Stroke count, stroke length, and glide are important in swimming, but the overriding KING of efficient swimming is rhythm. One of the best tools for developing a sense of rhythm is the Tempo Trainer by Finis. Here’s a fun, challenging breaststroke set that uses the Tempo Trainer to help you develop a smoother, more efficient rhythm.
If you’re using a Tempo Trainer for the first time, or if you’ve used it only for freestyle, it’s a good idea to swim a few lengths of easy breaststroke with the TT to get a sense of your cadence. You might start with an initial TT setting of 1:65 or 1:70 or 1:75. This means that the TT will beep every 1.65 (or 1.7 or 1.75) seconds. Remember: this should be EASY swimming, not all out. Start by swimming 25s, and adjust the TT up or down until you find a pace that feels comfortable.
OK. Now it’s time for the breaststroke set. Keep the TT at the setting that felt most comfortable. Then put on some fins. Any fins will work, but my favorite are the Zura Alpha fins because they’re light and don’t give me TOO much propulsion. They also make me work my hips more than a longer fin. When you first do this set, start with 25s. Once you get the hang of it, you can switch to 50s — or even 75s or 100s.
The set is 20 X 25. The first 10 X 25 are with fins; the second 10 X 25 are without fins. Use dolphin kick when you’re wearing fins; breaststroke kick when you’re not. And you should ignore the pace clock. This set is all about paying attention to your rhythm and to how your body is feeling — not about time! If you want to stay on a "sendoff," using the Tempo Trainer.

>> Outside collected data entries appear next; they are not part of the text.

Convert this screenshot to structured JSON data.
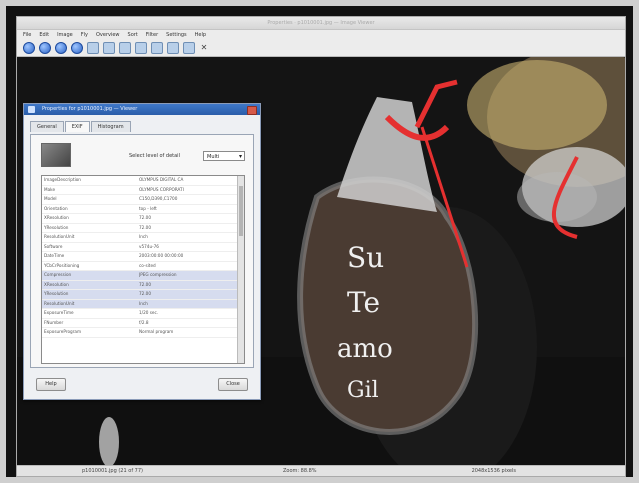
{
  "window": {
    "title": "Properties · p1010001.jpg — Image Viewer",
    "menu": [
      "File",
      "Edit",
      "Image",
      "Fly",
      "Overview",
      "Sort",
      "Filter",
      "Settings",
      "Help"
    ]
  },
  "toolbar": {
    "icons": [
      "back-icon",
      "forward-icon",
      "up-icon",
      "reload-icon",
      "image-icon",
      "paint-icon",
      "copy-icon",
      "zoom-in-icon",
      "zoom-out-icon",
      "fit-icon",
      "rotate-icon",
      "close-icon"
    ]
  },
  "status": {
    "file": "p1010001.jpg (21 of 77)",
    "zoom": "Zoom: 88.8%",
    "size": "2048x1536 pixels"
  },
  "dialog": {
    "title": "Properties for p1010001.jpg — Viewer",
    "tabs": [
      "General",
      "EXIF",
      "Histogram"
    ],
    "active_tab": "EXIF",
    "level_label": "Select level of detail",
    "level_value": "Multi",
    "rows": [
      {
        "k": "ImageDescription",
        "v": "OLYMPUS DIGITAL CA"
      },
      {
        "k": "Make",
        "v": "OLYMPUS CORPORATI"
      },
      {
        "k": "Model",
        "v": "C150,D390,C1700"
      },
      {
        "k": "Orientation",
        "v": "top - left"
      },
      {
        "k": "XResolution",
        "v": "72.00"
      },
      {
        "k": "YResolution",
        "v": "72.00"
      },
      {
        "k": "ResolutionUnit",
        "v": "Inch"
      },
      {
        "k": "Software",
        "v": "v574u-76"
      },
      {
        "k": "DateTime",
        "v": "2003:00:00 00:00:00"
      },
      {
        "k": "YCbCrPositioning",
        "v": "co-sited"
      },
      {
        "k": "Compression",
        "v": "JPEG compression"
      },
      {
        "k": "XResolution",
        "v": "72.00"
      },
      {
        "k": "YResolution",
        "v": "72.00"
      },
      {
        "k": "ResolutionUnit",
        "v": "Inch"
      },
      {
        "k": "ExposureTime",
        "v": "1/20 sec."
      },
      {
        "k": "FNumber",
        "v": "f/2.8"
      },
      {
        "k": "ExposureProgram",
        "v": "Normal program"
      }
    ],
    "buttons": {
      "help": "Help",
      "close": "Close"
    }
  }
}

Take "X" number of BEEPS as your rest interval between each 25. (I like to take 6 to 8 BEEPS rest on the first 10 X 25, and 10 to 15 BEEPS on the second 10 X 25.
2 X 25 of Hand-Lead Flow, breathing every 4 to 6 dolphins. Just take it nice and easy, matching each forward pulse to a BEEP on the Tempo Trainer.
2 X 25 of Hand-Lead Flow, breathing every other dolphin. On the breath, take a small pull of breaststroke, making sure to keep the entire arm motion smooth and even, from the "catch" to the insweep and all the way through the recovery of the hands. Keep it nice and smooth and keep the pulses in rhythm with the BEEP.
Now take it under water with
2 X 25 of Underwater Flow with Breaststroke Pull. This is dolphin kick with breaststroke arms. Again, keep the chest press in rhythm with the BEEP. Take 3 to 4 pulses under water, take two quick strokes on top for air, then go under again.
Now it’s time to get a little more intense, with
2 X 25 of Karla Drill. This is 1L/1R fly followed immediately by 2 (or 3) strokes breaststroke with no breath on the breaststroke. Keep repeating this sequence for the entire length. Keep EVERY pulse on the BEEP.
2 X 25 of Hand-Lead Flow, breathing every other dolphin, then take off the fins.
Without changing the TT setting, swim the following 10 X 25. Don’t worry about doing an underwater pullout on the first 8 X 25. Just get to the drill.
2 X 25 Pulse Breaststroke (use dolphin kick on the pulse; breast kick after the pull and breath). Keep everything flowing and steady — from the catch to the insweep to the recovery. No part of the pull is more important than any other part. Think RHYTHM.
2 X 25 Breaststroke with an Extra Kick. Oh yeah! Youll wonder how things could have changed SO MUCH from the last 2 X 25. The challenge is to fit the second kick into the rhythm. That 2nd kick will come up RIGHT AWAY. Make it quick and make sure to FINISH each kick.
2 X 25 Underwater Breaststroke Kick with arms in streamline. Finish each kick in rhythm with the BEEP. Watch the tiles to make sure you’re moving forward at all times. Come up for air every 3 to 4 kicks.
2 X 25 Breast stroke Breathing Every Other Stroke. Focus on keeping your eyes down and head low during the breath.
2 X 25 Breaststroke with a pullout. Keep every stroke on the BEEP. It should feel light and quick, and the kick and pull should feel balanced in effort, weight, and importance.
If you’re feelin’ good after this set, swim some freestyle or backstroke as short recovery swim and to clear your head of the BEEPS. Then adjust the TT down by .05 of a second (e.g., set it to beep every 1.55 seconds if you originally had it at 1.60 seconds) and try the set again. If you’re feeling REALLY good, take it down another .05 second and try it a third time!
The point of the set is to let you experiment with your breaststroke rhythm without swimming too much breaststroke. If you do this set (or your own version of it) on a regular basis, you might find that you have more hip action in your breaststroke — or that you have more balance between your kick and your pull — or that you swim with less tension in your body — or that you have a better sense of how to find EASE at a faster stroke rate.
Have fun with it. Add your own drills to the sequence. Go swim!